Perception and Grounding

Depth Anything

Foundation depth model for robust relative depth prediction from a single RGB image.

Tool Introduction

Core parameters, trigger timing, and visual before/after demo references.

Short Explanation

Given one RGB image, Depth Anything predicts a dense relative depth map.

InputRGB image
OutputDepth map
Trigger TimingTriggered on demand after the required input files and configuration are prepared.
RuntimePython / PyTorch
BeforeRGB image

Prepare the scene, image, video, sensor stream, prompt, or configuration expected by the original project.

AfterDepth map

Read the produced visualization, prediction, map, trajectory, mask, grasp pose, or other documented artifact.

Preset Example

A quick-run style example for the documentation page.

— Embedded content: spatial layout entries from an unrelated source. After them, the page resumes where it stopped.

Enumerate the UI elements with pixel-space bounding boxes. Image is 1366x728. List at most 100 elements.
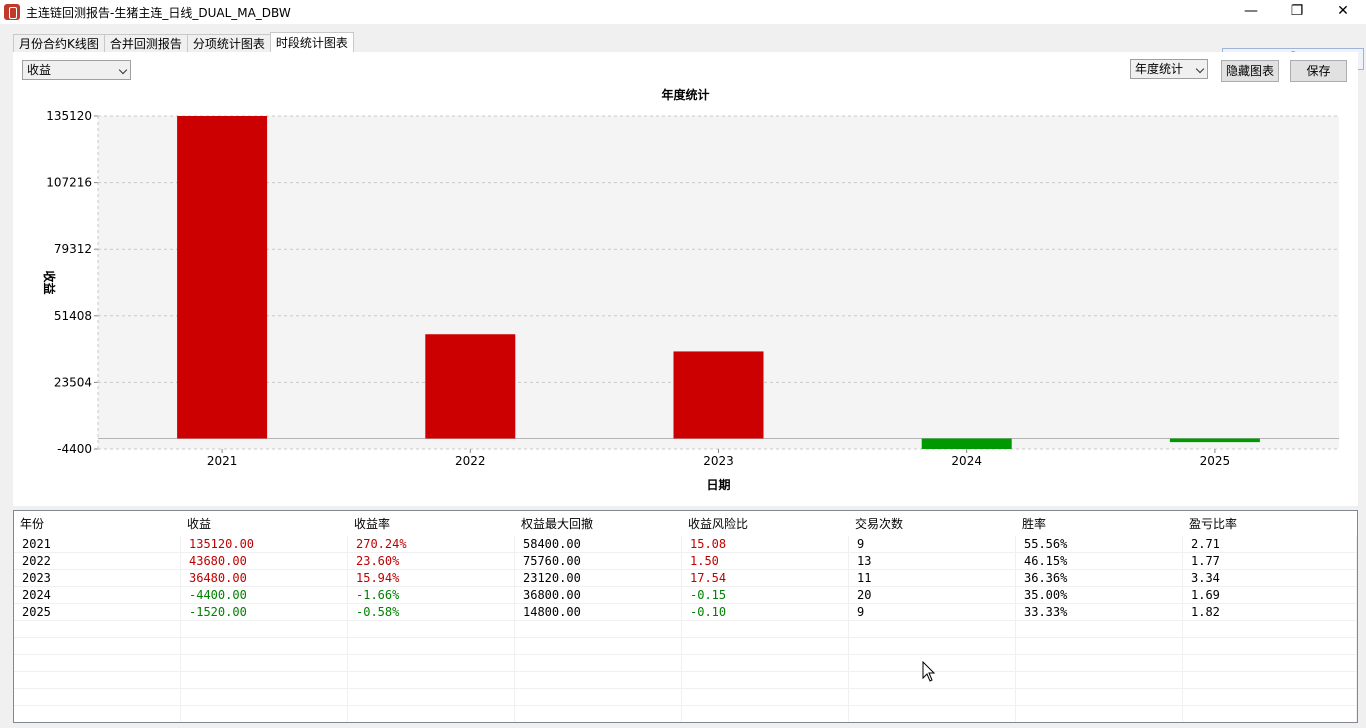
column-header[interactable]: 胜率 xyxy=(1022,517,1047,531)
hide-chart-button[interactable]: 隐藏图表 xyxy=(1221,60,1279,82)
table-cell xyxy=(1183,638,1357,655)
table-cell xyxy=(1016,672,1183,689)
table-cell: 2025 xyxy=(14,604,181,621)
bar-2024 xyxy=(921,438,1012,449)
app-icon xyxy=(4,4,20,20)
table-cell: -0.58% xyxy=(348,604,515,621)
table-cell: 2.71 xyxy=(1183,536,1357,553)
table-cell: 3.34 xyxy=(1183,570,1357,587)
y-tick-label: -4400 xyxy=(57,442,92,456)
table-cell: 2021 xyxy=(14,536,181,553)
column-header[interactable]: 收益 xyxy=(187,517,212,531)
table-cell xyxy=(348,689,515,706)
table-cell xyxy=(181,638,348,655)
column-header[interactable]: 权益最大回撤 xyxy=(521,517,594,531)
close-button[interactable]: ✕ xyxy=(1337,3,1349,19)
table-cell: 58400.00 xyxy=(515,536,682,553)
table-cell xyxy=(1016,655,1183,672)
table-cell xyxy=(1183,672,1357,689)
period-select[interactable]: 年度统计 xyxy=(1130,59,1208,79)
cursor-arrow-icon xyxy=(922,660,936,682)
table-cell xyxy=(1016,706,1183,722)
table-cell xyxy=(515,638,682,655)
table-cell xyxy=(14,706,181,722)
table-cell: 23.60% xyxy=(348,553,515,570)
table-cell: 23120.00 xyxy=(515,570,682,587)
table-cell: 9 xyxy=(849,604,1016,621)
table-cell: 2023 xyxy=(14,570,181,587)
table-cell: 1.69 xyxy=(1183,587,1357,604)
table-row[interactable]: 2023 36480.00 15.94% 23120.00 17.54 11 36.36% 3… xyxy=(14,570,1357,587)
title-bar: 主连链回测报告-生猪主连_日线_DUAL_MA_DBW — ❐ ✕ xyxy=(0,0,1366,24)
table-cell xyxy=(14,655,181,672)
metric-select[interactable]: 收益 xyxy=(22,60,131,80)
maximize-button[interactable]: ❐ xyxy=(1290,3,1304,19)
table-cell xyxy=(515,706,682,722)
table-cell xyxy=(14,689,181,706)
table-cell: 2024 xyxy=(14,587,181,604)
table-cell: 1.50 xyxy=(682,553,849,570)
tab-month-kline[interactable]: 月份合约K线图 xyxy=(13,34,105,53)
table-row[interactable]: 2024 -4400.00 -1.66% 36800.00 -0.15 20 35.00% 1… xyxy=(14,587,1357,604)
x-tick-label: 2022 xyxy=(455,454,486,468)
column-header[interactable]: 交易次数 xyxy=(855,517,904,531)
table-cell: 135120.00 xyxy=(181,536,348,553)
table-row[interactable] xyxy=(14,672,1357,689)
table-row[interactable] xyxy=(14,621,1357,638)
table-cell: 14800.00 xyxy=(515,604,682,621)
table-row[interactable] xyxy=(14,706,1357,722)
table-cell: 9 xyxy=(849,536,1016,553)
table-cell xyxy=(1183,621,1357,638)
table-cell xyxy=(14,621,181,638)
table-cell: 36800.00 xyxy=(515,587,682,604)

Inputtools/depth-anything/examples/input.jpg
Promptencoder: vitl
ExpectedA normalized depth map image aligned with the input frame.

Parameters And Output

Readable controls and the meaning of each returned artifact.

Parameter Explanation

img_pathfile

Input RGB image file.

encoderselectvitl

Backbone variant (vits, vitb, vitl).

outdirpath

Directory for exported depth maps.

Output Explanation

depth_map

Predicted per-pixel relative depth.

vis_depth

Colorized depth map for visualization.

How To Use

Official resources, deployment steps, academic context, citation, and source-reported benchmark numbers.

Deployment Notes

  1. Install dependencies and model checkpoints per official README.
  2. Select an encoder checkpoint that matches resource constraints.
  3. Run image inference with repository-relative paths.
  4. Save outputs under tools/depth-anything/runs/ for downstream tasks.

Relative Path Example

python run.py --img-path tools/depth-anything/examples/input.jpg --encoder vitl --outdir tools/depth-anything/runs

Expected Result Shape

{
  "tool": "depth-anything",
  "status": "ok",
  "depth_map": [
    {
      "label": "Monocular depth estimation",
      "score": 0.87,
      "output": "Depth map"
    }
  ],
  "timing": {
    "runtime": "The official README reports inference time on V100 / A100 / RTX4090 TensorRT as 12 / 8 / 3 ms for Small, 13 / 9 / 6 ms for Base, and 20 / 13 / 12 ms for Large.",
    "device": "documented in source benchmark when available"
  },
  "artifacts": {
    "visualization": "tools/depth-anything/runs/visualization.png",
    "raw_predictions": "tools/depth-anything/runs/predictions.json"
  }
}
Paper figure

Academic Info

Paper identity and contribution summary.

TitleDepth Anything: Unleashing the Power of Large-Scale Unlabeled Data
AuthorsLihe Yang, Bingyi Kang, Zilong Huang, et al.
VenueCVPR 2024 / arXiv:2401.10891
ContributionBuilds a scalable depth foundation model using large-scale pseudo-labeled and unlabeled data.

Citation

@misc{depthanything2024,
  title={Depth Anything: Unleashing the Power of Large-Scale Unlabeled Data},
  author={Lihe Yang and Bingyi Kang and Zilong Huang and et al.},
  year={2024},
  note={CVPR 2024 / arXiv:2401.10891},
  url={https://arxiv.org/abs/2401.10891}
}

Benchmark

Only compact, source-reported numbers are shown here.

DatasetMetricValueRuntimeSource
KITTI zero-shot benchmarkAbsRel / delta10.076 / 0.947 for Depth Anything-L; 0.080 / 0.939 for Depth Anything-BLarge and Base encodersOfficial README
NYUv2 zero-shot benchmarkAbsRel / delta10.043 / 0.981 for Depth Anything-L; 0.046 / 0.979 for Depth Anything-BLarge and Base encodersOfficial README

Artifacts

Official checkpoints, run script, and zero-shot benchmark tables from the README.

Demo Images

Visual references from the original tool. Click any image to inspect the original size.